The word ” bungalow,” covers, like charity, a multitude of sins. A bungalow may be anything, from a small one-floored palace to a large packing-case. At ” Sandbanks” it is the packing-case order of architecture that prevails, and thoroughly typical of the settlement in general is one called ” The Castle,” but more descriptively to be named ” the Egg-chest.” Another is formed of an old railway carriage, but, whatever the build, squalor reigns uncontested. Gardens in the sand are entirely out of the question, and, in any case, the Sandbanks population seem as reckless of gardens, as of tidiness .and the ordinary conventions of civilization. To this lonely stretch of blown sand come people who desire to make unconventional holiday, to be enlarged for awhile from the obligations of twentieth-century civilization, to live as they please ; and thus we shall, perhaps, not be assuming too much if we assume what we see as we pass by to be their ideal. Obviously, then, their ideal is a collarless and tie less, unbraced, unbuttoned, unshaven and unshorn life; and to go down at heel all their days, and to breakfast, dine and tea off table-linen a fortnight in use, is evidently what they understand by enjoyment.
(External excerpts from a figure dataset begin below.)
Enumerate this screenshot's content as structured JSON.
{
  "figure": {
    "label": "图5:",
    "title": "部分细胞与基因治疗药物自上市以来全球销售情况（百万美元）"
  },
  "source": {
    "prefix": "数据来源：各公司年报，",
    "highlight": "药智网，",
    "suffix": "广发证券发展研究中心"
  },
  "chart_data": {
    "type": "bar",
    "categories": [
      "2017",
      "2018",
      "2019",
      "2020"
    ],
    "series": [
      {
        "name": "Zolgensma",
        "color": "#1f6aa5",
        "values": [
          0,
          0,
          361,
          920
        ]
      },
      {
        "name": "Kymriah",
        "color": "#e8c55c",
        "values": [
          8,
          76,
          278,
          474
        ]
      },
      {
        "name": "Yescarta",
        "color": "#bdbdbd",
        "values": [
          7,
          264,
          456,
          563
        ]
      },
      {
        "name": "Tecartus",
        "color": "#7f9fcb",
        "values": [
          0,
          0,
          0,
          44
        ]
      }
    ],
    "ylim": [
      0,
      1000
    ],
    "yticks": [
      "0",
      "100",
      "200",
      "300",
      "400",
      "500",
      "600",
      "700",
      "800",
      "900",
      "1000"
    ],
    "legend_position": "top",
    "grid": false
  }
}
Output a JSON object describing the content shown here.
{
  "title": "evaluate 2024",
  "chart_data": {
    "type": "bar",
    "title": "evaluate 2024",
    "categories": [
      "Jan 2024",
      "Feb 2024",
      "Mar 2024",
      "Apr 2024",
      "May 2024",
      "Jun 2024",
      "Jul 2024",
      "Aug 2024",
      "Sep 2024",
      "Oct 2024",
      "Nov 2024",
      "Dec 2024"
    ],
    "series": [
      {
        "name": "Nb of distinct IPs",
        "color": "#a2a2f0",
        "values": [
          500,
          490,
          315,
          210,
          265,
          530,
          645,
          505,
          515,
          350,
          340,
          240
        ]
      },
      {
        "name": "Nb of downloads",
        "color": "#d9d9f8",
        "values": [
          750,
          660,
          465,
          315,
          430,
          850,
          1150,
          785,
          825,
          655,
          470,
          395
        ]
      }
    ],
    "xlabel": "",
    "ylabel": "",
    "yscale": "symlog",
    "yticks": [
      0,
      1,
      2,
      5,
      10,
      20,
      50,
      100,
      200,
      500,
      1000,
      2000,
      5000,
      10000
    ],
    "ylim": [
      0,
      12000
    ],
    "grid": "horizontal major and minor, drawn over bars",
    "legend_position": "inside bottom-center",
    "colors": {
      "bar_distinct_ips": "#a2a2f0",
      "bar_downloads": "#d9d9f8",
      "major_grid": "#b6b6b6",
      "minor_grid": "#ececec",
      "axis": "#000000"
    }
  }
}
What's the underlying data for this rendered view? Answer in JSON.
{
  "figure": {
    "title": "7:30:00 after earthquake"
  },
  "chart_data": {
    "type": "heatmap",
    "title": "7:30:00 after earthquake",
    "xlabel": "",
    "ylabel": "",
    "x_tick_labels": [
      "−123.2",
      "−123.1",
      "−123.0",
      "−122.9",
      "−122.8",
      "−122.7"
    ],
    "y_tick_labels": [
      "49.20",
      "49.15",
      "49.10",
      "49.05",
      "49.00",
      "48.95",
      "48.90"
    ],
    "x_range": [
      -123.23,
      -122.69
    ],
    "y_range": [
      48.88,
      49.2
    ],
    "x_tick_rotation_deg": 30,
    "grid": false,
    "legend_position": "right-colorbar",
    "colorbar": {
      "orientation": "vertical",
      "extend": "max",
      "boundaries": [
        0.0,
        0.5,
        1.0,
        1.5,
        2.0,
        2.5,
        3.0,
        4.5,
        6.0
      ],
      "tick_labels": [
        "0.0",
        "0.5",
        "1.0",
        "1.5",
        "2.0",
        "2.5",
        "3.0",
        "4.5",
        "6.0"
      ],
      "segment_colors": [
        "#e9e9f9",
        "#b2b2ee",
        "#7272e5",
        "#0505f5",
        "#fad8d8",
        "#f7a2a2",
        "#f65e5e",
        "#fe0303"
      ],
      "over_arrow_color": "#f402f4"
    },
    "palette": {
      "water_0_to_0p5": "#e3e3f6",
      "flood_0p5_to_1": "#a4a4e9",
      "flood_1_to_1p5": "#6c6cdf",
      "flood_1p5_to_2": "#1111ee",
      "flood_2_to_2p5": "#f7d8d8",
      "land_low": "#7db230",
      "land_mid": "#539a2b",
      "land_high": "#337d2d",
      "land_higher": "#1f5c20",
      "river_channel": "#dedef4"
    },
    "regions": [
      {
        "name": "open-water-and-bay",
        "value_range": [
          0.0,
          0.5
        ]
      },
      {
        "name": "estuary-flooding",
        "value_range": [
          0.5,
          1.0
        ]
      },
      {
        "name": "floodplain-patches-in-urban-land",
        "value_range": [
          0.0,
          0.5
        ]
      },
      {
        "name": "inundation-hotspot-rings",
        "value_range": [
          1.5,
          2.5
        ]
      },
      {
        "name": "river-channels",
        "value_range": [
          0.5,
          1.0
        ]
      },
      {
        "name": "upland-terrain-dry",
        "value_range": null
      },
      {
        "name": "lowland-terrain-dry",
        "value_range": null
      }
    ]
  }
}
The domestic arrangements of all are frankly open to view, and the curious may observe that Brown, who would shudder to think his next-door neighbour at his suburban home knew anything of his way of life, has a rasher of bacon frizzling in the open air, in a frying pan, on a primitive fireplace made of half-a-dozen bricks, outside his weather boarded shanty, while his neighbour is completing his morning toilet in public, and the domestic linen of both establishments is either fluttering from poles, or spread out to dry on the sand, or on a handy furze-bush.
Sandbanks is a little too far removed from the Bournemouth or Poole shops for the butcher to call very often or very regularly, and so the bungalow folk return to an earlier and simpler life by way of those ultimate efforts of a highly organized civilization—tinned provisions. Here they squat and pig together during the brief months of summer, each establishment the centre of a little patch of soiled sand embanked within a rising wall of empty tins, bottles and potsherds, which will some distant day, I doubt not, be unearthed by future antiquaries and deposited in the museums of the twenty-fifth or thirtieth century.
Such is the approach to North Haven, the sand-spit whence the pilgrim is put across the quarter of a mile or less of deep sea water forming the entrance to Poole Harbour. There, overlooking both the open sea and the beautiful stretch of water penetrating far inland, stands the North Haven hotel, threatened in these latter days by encroachments of the sea, which so long since gave, and now seems to be by way of taking away again. To attempt a stoppage of this inconsiderate and unexpected change of policy on the part of the inconstant elements, a poor old derelict barque has been filled with stone and brought to this point and sunk at high water, against the sea wall and the timber piles which the tides are threatening. According to the expert opinion of the ferryman who puts passengers across the harbour-mouth for sixpence apiece, and three pence for the bicycle, this attempt at a breakwater is not a success. In that case, it is an ill prospect for the future of the North Haven hotel, which of late years has had a considerable vogue among yachtsmen and those amateurs of the quiet life who do not go to the length of camping upon the sands.